Additionally, Dr. Ascano's evaluation satisfied the statutory requirements. Specifically, Dr. Ascano referred to Doll's offense history, including an incident during which Doll engaged in criminal sexual conduct with an eight-month-old infant. Dr. Ascano also noted Doll's social history and his family history. Finally, Dr. Ascano noted the "results of an examination of [Doll's] mental status." Minn. Stat. § 609.1352, subd. 1(a)(3). According to the test results cited in the report, Doll "has profound apprehension and fearful mistrust of others," he "tends to utilize aggression as a mode of coping with his psychological conflict or perceived threats," and he has "[s]ubaverage intellectual functioning." Based on these and other factors, Dr. Ascano concluded that Doll has a "[p]oor prognosis for rehabilitation" and "psychological intervention."

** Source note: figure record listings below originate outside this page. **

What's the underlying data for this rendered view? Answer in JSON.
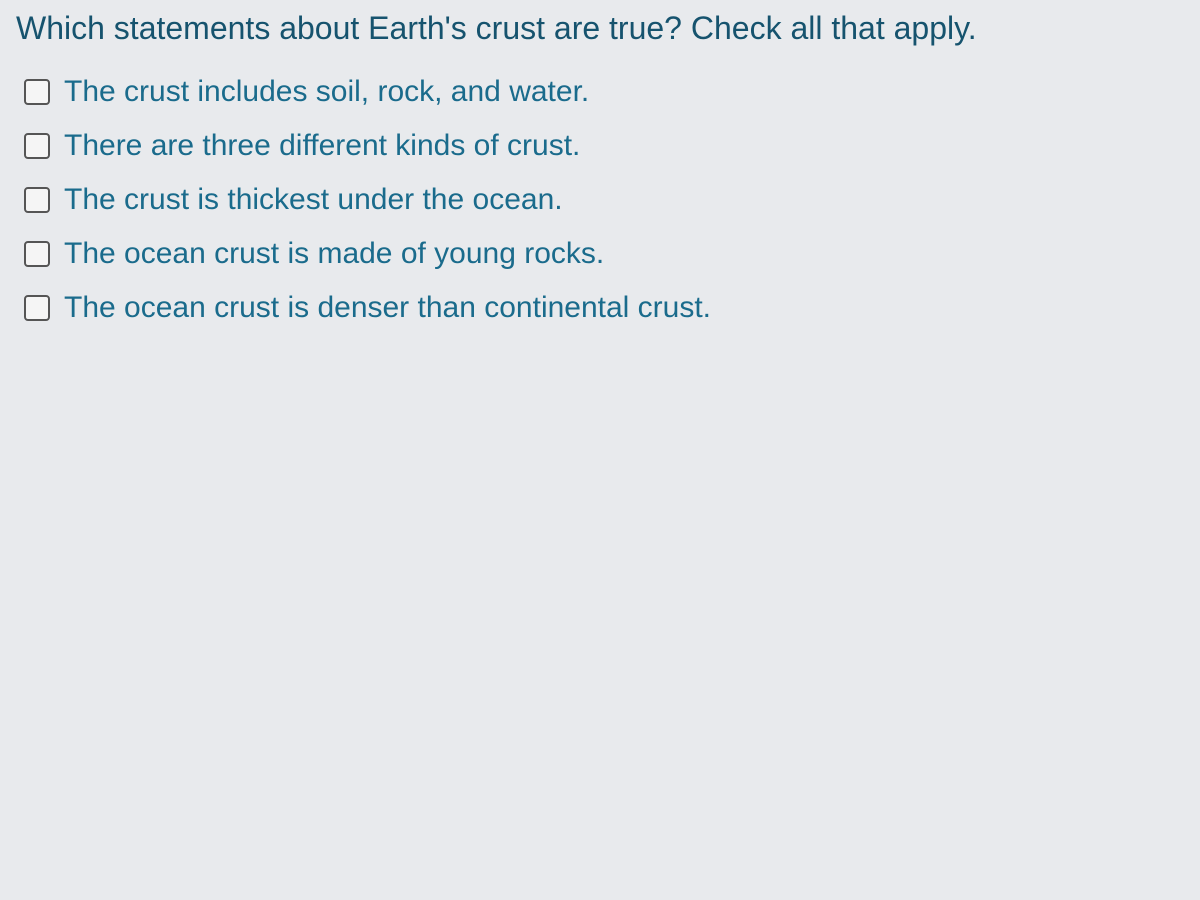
{
  "quiz": {
    "question_text": "Which statements about Earth's crust are true? Check all that apply.",
    "question_color": "#16536e",
    "option_color": "#1a6b8c",
    "background_color": "#e8eaed",
    "checkbox_border_color": "#555555",
    "question_fontsize": 32,
    "option_fontsize": 30,
    "options": [
      {
        "label": "The crust includes soil, rock, and water.",
        "checked": false
      },
      {
        "label": "There are three different kinds of crust.",
        "checked": false
      },
      {
        "label": "The crust is thickest under the ocean.",
        "checked": false
      },
      {
        "label": "The ocean crust is made of young rocks.",
        "checked": false
      },
      {
        "label": "The ocean crust is denser than continental crust.",
        "checked": false
      }
    ]
  }
}
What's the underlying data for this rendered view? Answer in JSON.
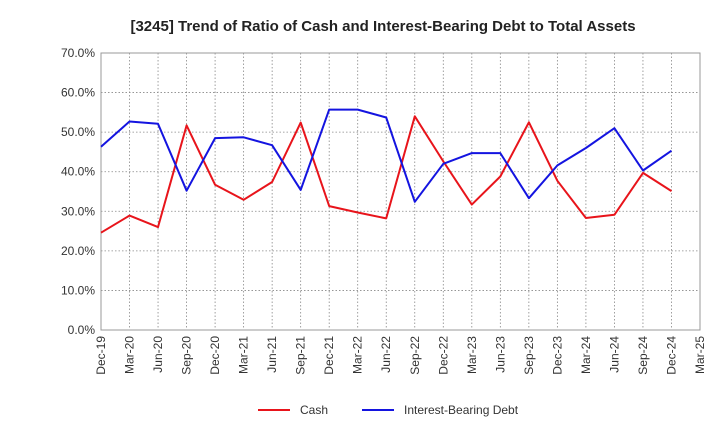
{
  "chart_data": {
    "type": "line",
    "title": "[3245]  Trend of Ratio of Cash and Interest-Bearing Debt to Total Assets",
    "xlabel": "",
    "ylabel": "",
    "ylim": [
      0,
      70
    ],
    "yticks": [
      0,
      10,
      20,
      30,
      40,
      50,
      60,
      70
    ],
    "ytick_labels": [
      "0.0%",
      "10.0%",
      "20.0%",
      "30.0%",
      "40.0%",
      "50.0%",
      "60.0%",
      "70.0%"
    ],
    "categories": [
      "Dec-19",
      "Mar-20",
      "Jun-20",
      "Sep-20",
      "Dec-20",
      "Mar-21",
      "Jun-21",
      "Sep-21",
      "Dec-21",
      "Mar-22",
      "Jun-22",
      "Sep-22",
      "Dec-22",
      "Mar-23",
      "Jun-23",
      "Sep-23",
      "Dec-23",
      "Mar-24",
      "Jun-24",
      "Sep-24",
      "Dec-24",
      "Mar-25"
    ],
    "grid": true,
    "legend_position": "bottom",
    "series": [
      {
        "name": "Cash",
        "color": "#e8141b",
        "values": [
          24.6,
          28.9,
          26.0,
          51.7,
          36.7,
          32.9,
          37.4,
          52.4,
          31.3,
          29.7,
          28.2,
          54.0,
          42.6,
          31.7,
          38.8,
          52.5,
          37.7,
          28.3,
          29.1,
          39.7,
          35.1,
          null
        ]
      },
      {
        "name": "Interest-Bearing Debt",
        "color": "#1414e0",
        "values": [
          46.3,
          52.7,
          52.1,
          35.2,
          48.5,
          48.7,
          46.7,
          35.4,
          55.7,
          55.7,
          53.7,
          32.4,
          42.0,
          44.7,
          44.7,
          33.3,
          41.6,
          46.0,
          51.0,
          40.3,
          45.3,
          null
        ]
      }
    ]
  }
}
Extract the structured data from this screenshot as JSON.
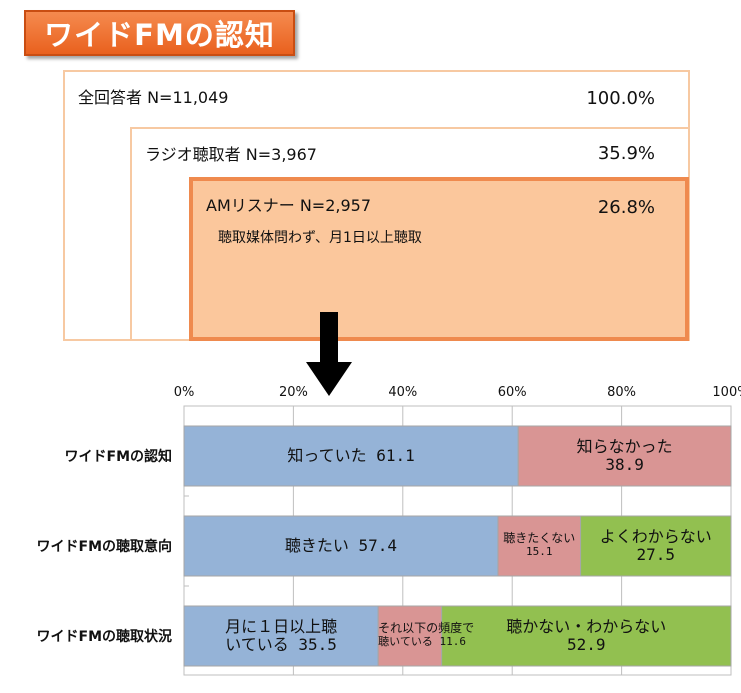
{
  "title": "ワイドFMの認知",
  "population": {
    "all": {
      "label": "全回答者 N=11,049",
      "pct": "100.0%"
    },
    "radio": {
      "label": "ラジオ聴取者 N=3,967",
      "pct": "35.9%"
    },
    "am": {
      "label": "AMリスナー N=2,957",
      "sub": "聴取媒体問わず、月1日以上聴取",
      "pct": "26.8%"
    }
  },
  "colors": {
    "blue": "#95b3d7",
    "pink": "#d99594",
    "green": "#92c050",
    "orange": "#ef8a4e",
    "peach": "#fbc79c"
  },
  "chart_data": {
    "type": "bar",
    "orientation": "horizontal-stacked",
    "xlim": [
      0,
      100
    ],
    "ticks": [
      "0%",
      "20%",
      "40%",
      "60%",
      "80%",
      "100%"
    ],
    "rows": [
      {
        "label": "ワイドFMの認知",
        "segments": [
          {
            "lines": [
              "知っていた 61.1"
            ],
            "value": 61.1,
            "color": "#95b3d7"
          },
          {
            "lines": [
              "知らなかった",
              "38.9"
            ],
            "value": 38.9,
            "color": "#d99594"
          }
        ]
      },
      {
        "label": "ワイドFMの聴取意向",
        "segments": [
          {
            "lines": [
              "聴きたい 57.4"
            ],
            "value": 57.4,
            "color": "#95b3d7"
          },
          {
            "lines": [
              "聴きたくない",
              "15.1"
            ],
            "value": 15.1,
            "color": "#d99594",
            "small": true
          },
          {
            "lines": [
              "よくわからない",
              "27.5"
            ],
            "value": 27.5,
            "color": "#92c050"
          }
        ]
      },
      {
        "label": "ワイドFMの聴取状況",
        "segments": [
          {
            "lines": [
              "月に１日以上聴",
              "いている 35.5"
            ],
            "value": 35.5,
            "color": "#95b3d7"
          },
          {
            "lines": [
              "それ以下の頻度で",
              "聴いている 11.6"
            ],
            "value": 11.6,
            "color": "#d99594",
            "small": true
          },
          {
            "lines": [
              "聴かない・わからない",
              "52.9"
            ],
            "value": 52.9,
            "color": "#92c050"
          }
        ]
      }
    ]
  }
}
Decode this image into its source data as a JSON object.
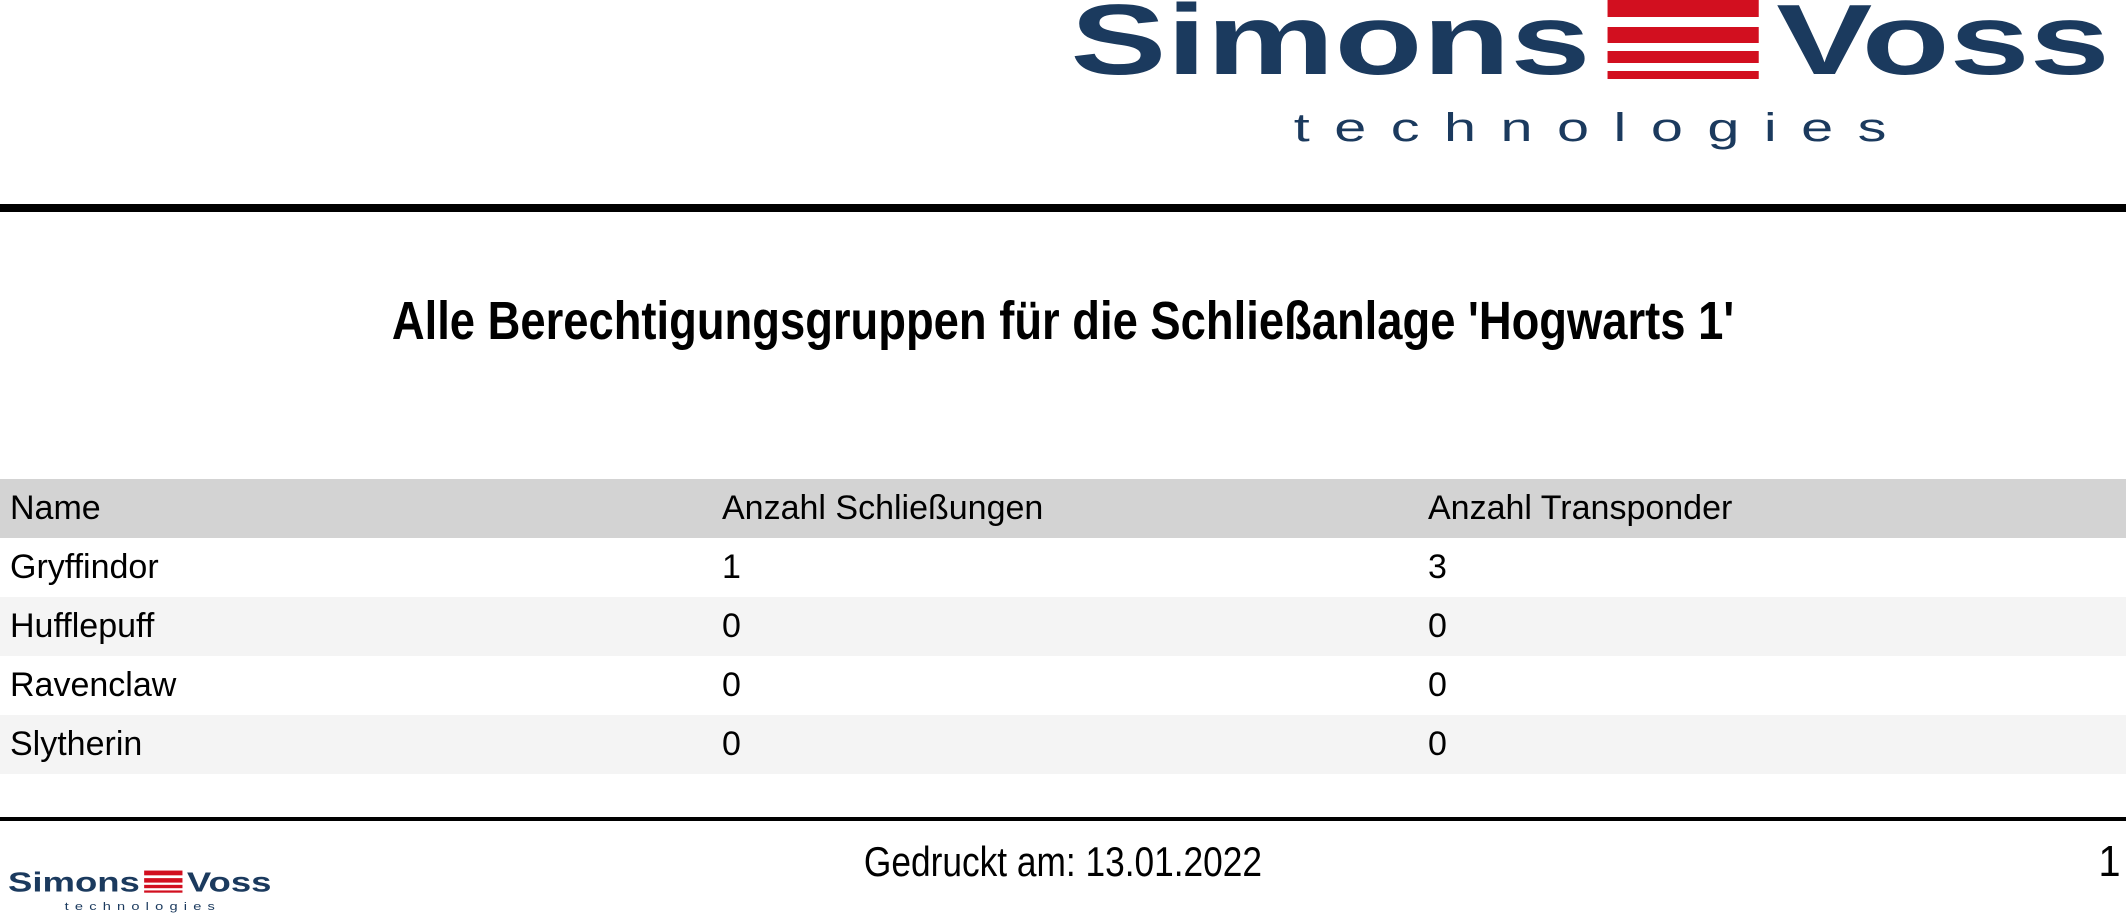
{
  "brand": {
    "name_left": "Simons",
    "name_right": "Voss",
    "tagline": "technologies",
    "navy": "#1b3a5e",
    "red": "#d20f1f"
  },
  "title": "Alle Berechtigungsgruppen für die Schließanlage 'Hogwarts 1'",
  "table": {
    "header_bg": "#d3d3d3",
    "alt_row_bg": "#f4f4f4",
    "columns": [
      "Name",
      "Anzahl Schließungen",
      "Anzahl Transponder"
    ],
    "rows": [
      {
        "name": "Gryffindor",
        "locks": "1",
        "transponders": "3"
      },
      {
        "name": "Hufflepuff",
        "locks": "0",
        "transponders": "0"
      },
      {
        "name": "Ravenclaw",
        "locks": "0",
        "transponders": "0"
      },
      {
        "name": "Slytherin",
        "locks": "0",
        "transponders": "0"
      }
    ]
  },
  "footer": {
    "printed_label": "Gedruckt am: 13.01.2022",
    "page_number": "1"
  }
}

The record supports a finding that the statutory requirements have been met. But Doll claims that Dr. Ascano's conclusion is not supported by his findings. Specifically, with regard to Dr. Ascano's finding that Doll's extensive sexual and non-sexual criminal history indicates a high risk of recidivism, Doll cites a published study for the proposition that a significant juvenile criminal history is not a reliable predictor of future sex offenses. This study was never presented to Dr. Ascano or the district court, however, and it is not part of the record on appeal. Minn. R. App. P. 110.01.

Additionally, Doll challenges Dr. Ascano's consideration of Doll's low I.Q. in his evaluation of Doll's amenability to treatment. According to Doll, the consideration of such a factor is a violation of equal protection. Essentially, Doll argues that in its determination of an offender's need for long-term treatment, a district court may not consider a factor such as the offender's I.Q. that undoubtedly affects the need for treatment. But such a restriction would be incongruous with the statutory language. Moreover, assuming without deciding that this challenge has merit, there is sufficient evidence in the record to support a finding that Doll needs long-term treatment, even without considering his I.Q.

The district court obviously found Dr. Ascano to be credible; that finding is entitled to deference from this court. Accordingly, we conclude that the district court did not abuse its discretion in determining that Doll requires long-term treatment or supervision.

Affirmed in part, reversed in part, and remanded.